Behavioural Economics in Advertising: Mental Accounting

A Pepsi is the same price for everyone, right? We each pay the same physical amount of money and receive the same drink after all. But outside of this physical exchange exists a separate psychological price. Imagine it’s summer, one of only three days of British summer, and as the heat beats down in the park, you dig around your bag for a bottle of water. Disaster — the bottle’s empty. Your lips start drying, your head feels dizzy but out of the corner of your eye, you spot a vendor wheeling a cooler filled with ice cold drinks. For the price of every other Pepsi, despite the fact you would happily pay more, you instantly feel replenished and resume sunbathing before it inevitably starts raining.

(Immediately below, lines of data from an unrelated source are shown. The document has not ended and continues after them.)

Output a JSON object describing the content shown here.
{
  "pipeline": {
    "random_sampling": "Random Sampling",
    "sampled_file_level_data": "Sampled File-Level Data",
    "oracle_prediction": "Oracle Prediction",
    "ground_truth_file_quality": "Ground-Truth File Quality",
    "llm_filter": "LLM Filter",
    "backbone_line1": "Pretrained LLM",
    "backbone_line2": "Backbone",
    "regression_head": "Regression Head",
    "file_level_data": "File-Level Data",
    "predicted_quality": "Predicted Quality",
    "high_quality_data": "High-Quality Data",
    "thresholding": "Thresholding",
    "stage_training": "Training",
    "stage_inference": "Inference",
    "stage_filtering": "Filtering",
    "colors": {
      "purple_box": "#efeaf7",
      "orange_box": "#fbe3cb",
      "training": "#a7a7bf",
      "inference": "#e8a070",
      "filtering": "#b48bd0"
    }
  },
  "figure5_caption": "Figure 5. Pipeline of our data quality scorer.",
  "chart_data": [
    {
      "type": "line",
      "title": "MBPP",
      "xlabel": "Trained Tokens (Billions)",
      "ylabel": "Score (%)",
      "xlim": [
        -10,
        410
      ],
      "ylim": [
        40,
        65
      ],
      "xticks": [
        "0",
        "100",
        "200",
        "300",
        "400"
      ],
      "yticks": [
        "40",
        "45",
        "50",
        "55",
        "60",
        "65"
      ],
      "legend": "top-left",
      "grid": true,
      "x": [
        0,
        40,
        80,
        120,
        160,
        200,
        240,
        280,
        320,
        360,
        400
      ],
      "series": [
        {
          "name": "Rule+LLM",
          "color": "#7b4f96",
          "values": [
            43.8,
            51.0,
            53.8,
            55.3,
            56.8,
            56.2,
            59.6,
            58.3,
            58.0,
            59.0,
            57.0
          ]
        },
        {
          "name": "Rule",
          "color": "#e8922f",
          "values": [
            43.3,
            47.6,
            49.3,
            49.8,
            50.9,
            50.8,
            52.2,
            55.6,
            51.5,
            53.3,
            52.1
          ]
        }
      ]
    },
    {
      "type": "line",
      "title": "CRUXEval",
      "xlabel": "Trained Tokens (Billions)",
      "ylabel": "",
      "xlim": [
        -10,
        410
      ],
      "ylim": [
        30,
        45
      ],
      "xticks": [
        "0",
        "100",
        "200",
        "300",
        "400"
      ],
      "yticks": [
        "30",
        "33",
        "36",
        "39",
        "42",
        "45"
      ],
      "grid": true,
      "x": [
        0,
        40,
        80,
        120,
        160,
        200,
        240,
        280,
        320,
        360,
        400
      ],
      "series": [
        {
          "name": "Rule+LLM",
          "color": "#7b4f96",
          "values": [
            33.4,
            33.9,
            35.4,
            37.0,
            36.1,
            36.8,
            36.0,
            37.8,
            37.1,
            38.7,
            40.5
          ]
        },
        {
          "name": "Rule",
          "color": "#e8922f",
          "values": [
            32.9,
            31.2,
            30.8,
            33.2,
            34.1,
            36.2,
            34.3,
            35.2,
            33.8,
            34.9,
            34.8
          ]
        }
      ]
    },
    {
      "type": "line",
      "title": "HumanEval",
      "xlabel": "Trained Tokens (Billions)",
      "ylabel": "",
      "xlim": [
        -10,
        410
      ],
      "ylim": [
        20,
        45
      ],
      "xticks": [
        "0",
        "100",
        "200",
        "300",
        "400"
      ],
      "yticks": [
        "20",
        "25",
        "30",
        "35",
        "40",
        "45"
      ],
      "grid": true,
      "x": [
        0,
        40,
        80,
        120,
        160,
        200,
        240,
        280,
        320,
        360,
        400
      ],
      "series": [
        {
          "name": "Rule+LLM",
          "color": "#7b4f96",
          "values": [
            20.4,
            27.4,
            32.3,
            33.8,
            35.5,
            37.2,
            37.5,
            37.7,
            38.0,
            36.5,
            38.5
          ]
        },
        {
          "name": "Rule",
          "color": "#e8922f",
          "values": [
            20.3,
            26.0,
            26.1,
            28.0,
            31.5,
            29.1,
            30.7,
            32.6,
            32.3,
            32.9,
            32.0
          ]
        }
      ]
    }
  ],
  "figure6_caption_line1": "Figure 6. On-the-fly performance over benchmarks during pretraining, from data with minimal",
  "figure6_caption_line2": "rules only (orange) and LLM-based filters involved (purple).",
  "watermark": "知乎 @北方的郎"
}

Mental accounting is a concept from Richard Thaler and is the idea that money’s value is not absolute, but actually relative. In the example above the vendor sold the Pepsi at normal price despite the obvious opportunity to change a little extra. Most people would feel they got a very fair price, despite getting charged the normal rate. Context also has an important influence, how money is received will bend and contort the value attached to the money. In non-behavioural economics jargon, this essentially means a Pepsi is not always equal to another Pepsi.

Consider the below examples:

  • Person A is 60 years old and has earned £800k over the course of their career.
  • Person B is the same age and has only earned £300k. Fortuitously, in answering an email from a Nigerian prince, they’ve recently received £500k. Bringing their total net worth to £800k, minus the cost of a small transfer fee.

Conventional economics would see Person A and Person B as the same in all aspects while Behavioural economics sees a slightly different story.

Person A has earned money steadily across a long career and will have designated ‘jars’ of money for each aspect of their life: holiday, bills, savings, food or money for a rainy day. If any jar is running low, it’s difficult mentally to reassign budget elsewhere. It was found in the US that one in five people who took out high-interest payday loans, still had money in their savings account. The cost of incurring the interest rates on the high-interest loans was physically more bearable than the psychological pain of moving the savings jar to the bills jar. Such behaviour is completely irrational considering that the high-interest will erode savings in the long-term.

Person B will have the same amount of jars just with less cash stashed in them. A cash injection of five hundred thousand pounds leaves room for all sorts of irrational behaviour. Money that’s considered a ‘win’ is more likely to be spent gambling. Person B may decide to double down on their lucky moment and try to make it one million pounds. Perhaps, if the cash injection was passed on from relatives, the money would be spent on doing something of a higher importance such as donating to charity, as those that receive inheritance are more likely to do.

The advertising implication becomes clearer when you consider another of Thaler’s concepts: transaction utility. Essentially, consumers use a cost-benefit analysis when deciding what to buy. The cost of the product is subtracted from the perceived pleasure of owning the product. If the pleasure outweighs the cost, the purchase is made.

Traditionally advertising has tried to reach the audience with the highest perceived benefit. This makes intuitive sense as this audience is most likely to purchase. The opposite would be targeting people unlikely to use the product, which unsurprisingly isn’t a great business strategy. Mental accounting shows in actuality the opposite should be targeting those that perceive a lower relative cost, instead of a high relative benefit. Tipping the cost-benefit mental analysis into purchase.

This means finding the moments an audience perceives the relative cost to be less than the absolute. We could look at the difference in Person A and Person B and separate out how their wealth was accrued. Perhaps this could also mean separating the audience into their payment methods. For example, those that purchase with cash typically overestimate their spend by around 10% while those using contactless cards typically underestimate their spend (see Shotton’s The Choice Factory).

A Pepsi is therefore not always equal to another Pepsi. Why a Pepsi is purchased is mostly obvious — thirsty enough, tired enough or just enough of a craving. How a Pepsi is purchased is more difficult to analyse — payment, value of money used or context of recent monetary gains. Although on the surface the absolute price may always be the same, the mental accounting underneath will vary for each and every purchase. The why-how are two sides of the cost-benefit formula and entirely focusing on the why/benefit is a lost opportunity to address the formula from the other side.